Из окна моей комнаты виднелся бедный узбекский двор, а над ним, на желтом холме, одинокая ива, с качающейся под ветром зеленой вершиной. Вот и весь мой горизонт, который сузился до одного только дерева, на которое я подолгу глядел из окна, — как оно вздрагивает и трепещет ветвями, словно разделяя со мной состояние одиночества. Дни моей жизни как будто слились в один без-конечный пустынный день. Окно потихоньку розовеет, наступает утро. Тишина — до звона в ушах. Я молюсь или, вернее, пытаюсь молиться, пока не наступает жара. Смутные неуловимые мысли уединения постоянно отвлекают от молитвы. Огромный диск солнца медленно поднимается над дрожащим горизонтом, заливая пустыню призрачным нереально ярким светом, под которым поверхность ее начинает дрожать, принимая причудливые очертания. Летняя знойная истома лежит на этом скудном пустынном ландшафте. Все уходит в знойное марево, словно в пустоту небытия. В той же неподвижной тишине солнечный диск, багровея, опускается за горизонт, где угадываются зубцы далекого безводного хребта. Я беру четки и снова пытаюсь взывать к Богу, под молчащими созвездиями, которые раньше приветливо улыбались мне из сверкающих небес.
Как ни прилагал я усилия и как ни старался войти в полноту духовной жизни, не выдуманной мной самим, а следующей по стопам святых отцов, однако все более убеждался в том, что в ней недостает чего-то самого главного, без чего все мои попытки удерживать в душе присутствие Бога превращались в безполезную погоню за несбыточной мечтой.
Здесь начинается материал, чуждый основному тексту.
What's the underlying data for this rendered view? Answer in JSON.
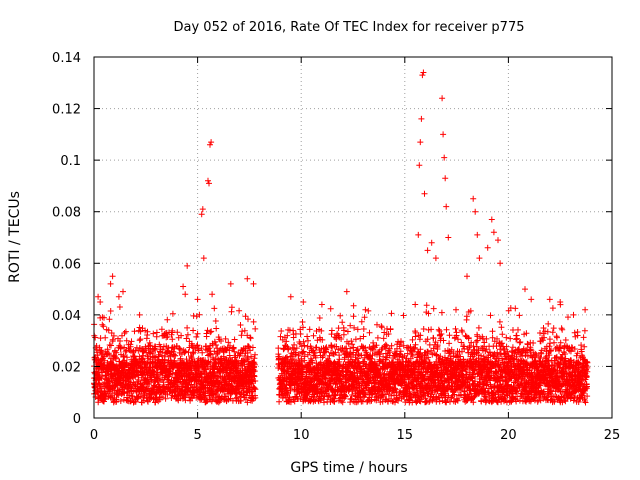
{
  "chart_data": {
    "type": "scatter",
    "title": "Day 052 of 2016, Rate Of TEC Index for receiver p775",
    "xlabel": "GPS time / hours",
    "ylabel": "ROTI / TECUs",
    "xlim": [
      0,
      25
    ],
    "ylim": [
      0,
      0.14
    ],
    "xticks": [
      "0",
      "5",
      "10",
      "15",
      "20",
      "25"
    ],
    "yticks": [
      "0",
      "0.02",
      "0.04",
      "0.06",
      "0.08",
      "0.1",
      "0.12",
      "0.14"
    ],
    "grid": true,
    "marker": "plus",
    "color": "#ff0000",
    "data_gap_hours": [
      7.8,
      8.9
    ],
    "series": [
      {
        "name": "ROTI",
        "points": [
          [
            0.2,
            0.047
          ],
          [
            0.3,
            0.045
          ],
          [
            0.8,
            0.052
          ],
          [
            0.9,
            0.055
          ],
          [
            1.2,
            0.047
          ],
          [
            1.4,
            0.049
          ],
          [
            2.2,
            0.04
          ],
          [
            4.3,
            0.051
          ],
          [
            4.4,
            0.048
          ],
          [
            4.5,
            0.059
          ],
          [
            5.0,
            0.046
          ],
          [
            5.2,
            0.079
          ],
          [
            5.25,
            0.081
          ],
          [
            5.3,
            0.062
          ],
          [
            5.5,
            0.092
          ],
          [
            5.55,
            0.091
          ],
          [
            5.6,
            0.106
          ],
          [
            5.65,
            0.107
          ],
          [
            5.7,
            0.048
          ],
          [
            6.6,
            0.052
          ],
          [
            7.4,
            0.054
          ],
          [
            7.7,
            0.052
          ],
          [
            9.5,
            0.047
          ],
          [
            10.1,
            0.045
          ],
          [
            11.0,
            0.044
          ],
          [
            12.2,
            0.049
          ],
          [
            13.1,
            0.042
          ],
          [
            15.5,
            0.044
          ],
          [
            15.65,
            0.071
          ],
          [
            15.7,
            0.098
          ],
          [
            15.75,
            0.107
          ],
          [
            15.8,
            0.116
          ],
          [
            15.85,
            0.133
          ],
          [
            15.9,
            0.134
          ],
          [
            15.95,
            0.087
          ],
          [
            16.1,
            0.065
          ],
          [
            16.3,
            0.068
          ],
          [
            16.5,
            0.062
          ],
          [
            16.8,
            0.124
          ],
          [
            16.85,
            0.11
          ],
          [
            16.9,
            0.101
          ],
          [
            16.95,
            0.093
          ],
          [
            17.0,
            0.082
          ],
          [
            17.1,
            0.07
          ],
          [
            18.0,
            0.055
          ],
          [
            18.3,
            0.085
          ],
          [
            18.4,
            0.08
          ],
          [
            18.5,
            0.071
          ],
          [
            18.6,
            0.062
          ],
          [
            19.0,
            0.066
          ],
          [
            19.2,
            0.077
          ],
          [
            19.3,
            0.072
          ],
          [
            19.5,
            0.069
          ],
          [
            19.6,
            0.06
          ],
          [
            20.8,
            0.05
          ],
          [
            21.1,
            0.046
          ],
          [
            22.0,
            0.046
          ],
          [
            22.5,
            0.045
          ],
          [
            23.7,
            0.042
          ]
        ]
      }
    ]
  }
}
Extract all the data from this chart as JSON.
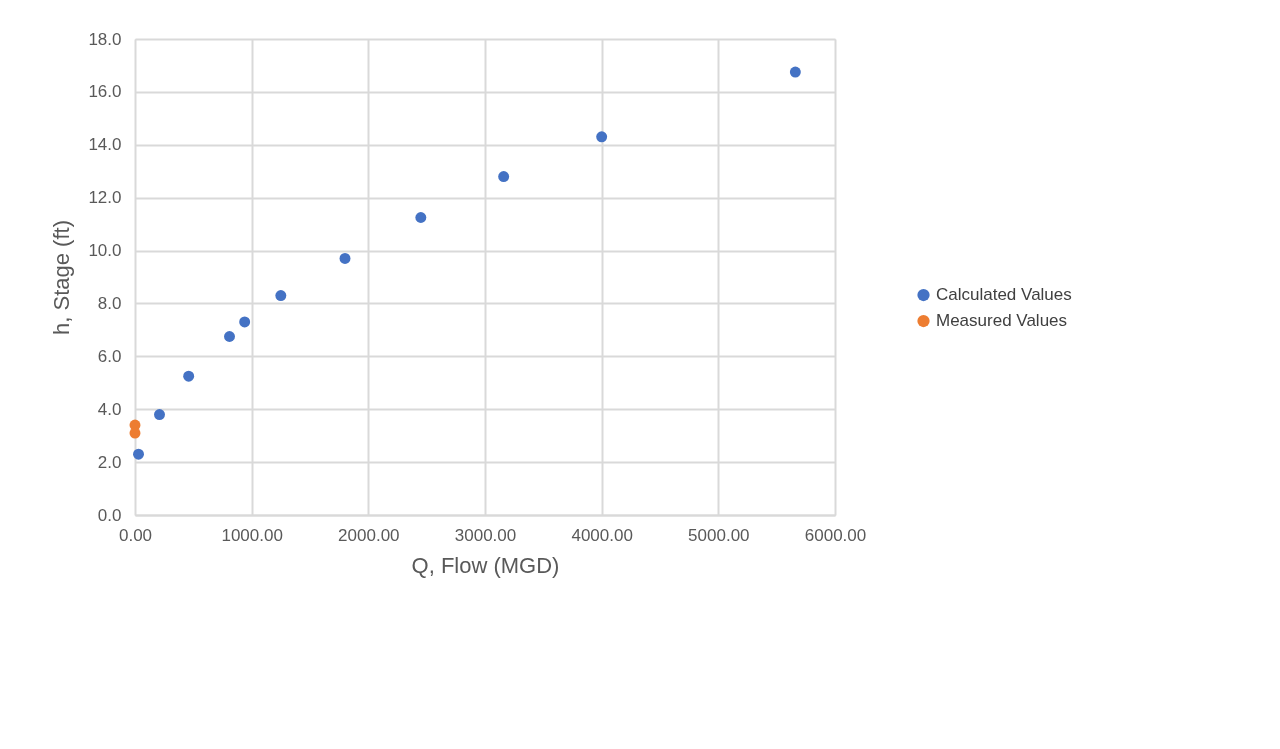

Я всем сердцем ощущал, что не имею соприкосновения с традицией православной аскетики и больше доверяю своим выводам и суждениям, не подкрепленным вескими рассуждениями опытного святого человека, духовного отца и старца. Это горькое осознание ошибочности моих самостоятельных путей острой занозой сидело внутри меня, сводя на нет все мои усилия и странствования в поисках спасения.
Я начал молиться Богу о встрече с настоящим наставником и учителем святости, которого я полюбил бы, как родного отца и мать. Иногда в отчаянии я выходил на порог в темные и бурные осенние ночи и, стоя лицом к ветру, взывал в непроглядное волнующееся пространство: «Господи, приведи меня, недостойного, к духовному отцу, ибо без него я блуждаю в потемках, как эта тьма пустыни, носимая пыльным ветром!» Я верил, что отчаянный голос мой будет непременно услышан, и потому настроился терпеливо ожидать встречи с самым необходимым человеком на свете — своим старцем. Я уже не придумывал себе его образ и не доверялся снам, лживо толкующим мои ожидания, но неуклонно стремился довериться во всем Богу, веря, что Он лучше меня знает, каким должен быть мой духовный отец.
За продуктами приходилось ездить в долину по разбитой асфальтовой дороге. Вначале нужно было взбираться вверх на небольшой перевал, затем двадцать километров вниз, с пустынного жаркого плато в зеленую пойму мелкой реки, текущей из далеких ущелий Гиссарского хребта. В лицо на въезде в долину ударял влажный воздух. Мириады мошек, тысячи бабочек носились над полями. В лицо веяло свежестью и запахом поливных плантаций герани. В поселке был шумный, пропахший дымом шашлыков базарчик, где можно было купить арбуз величиной с колесо арбы и дыню длиной с мой велосипед. Шум и толчея восточного базара, смешанные с дымом жарящегося мяса, запахом плова и постоянно орущей узбекской музыкой, буквально оглушали после пустынного безмолвия.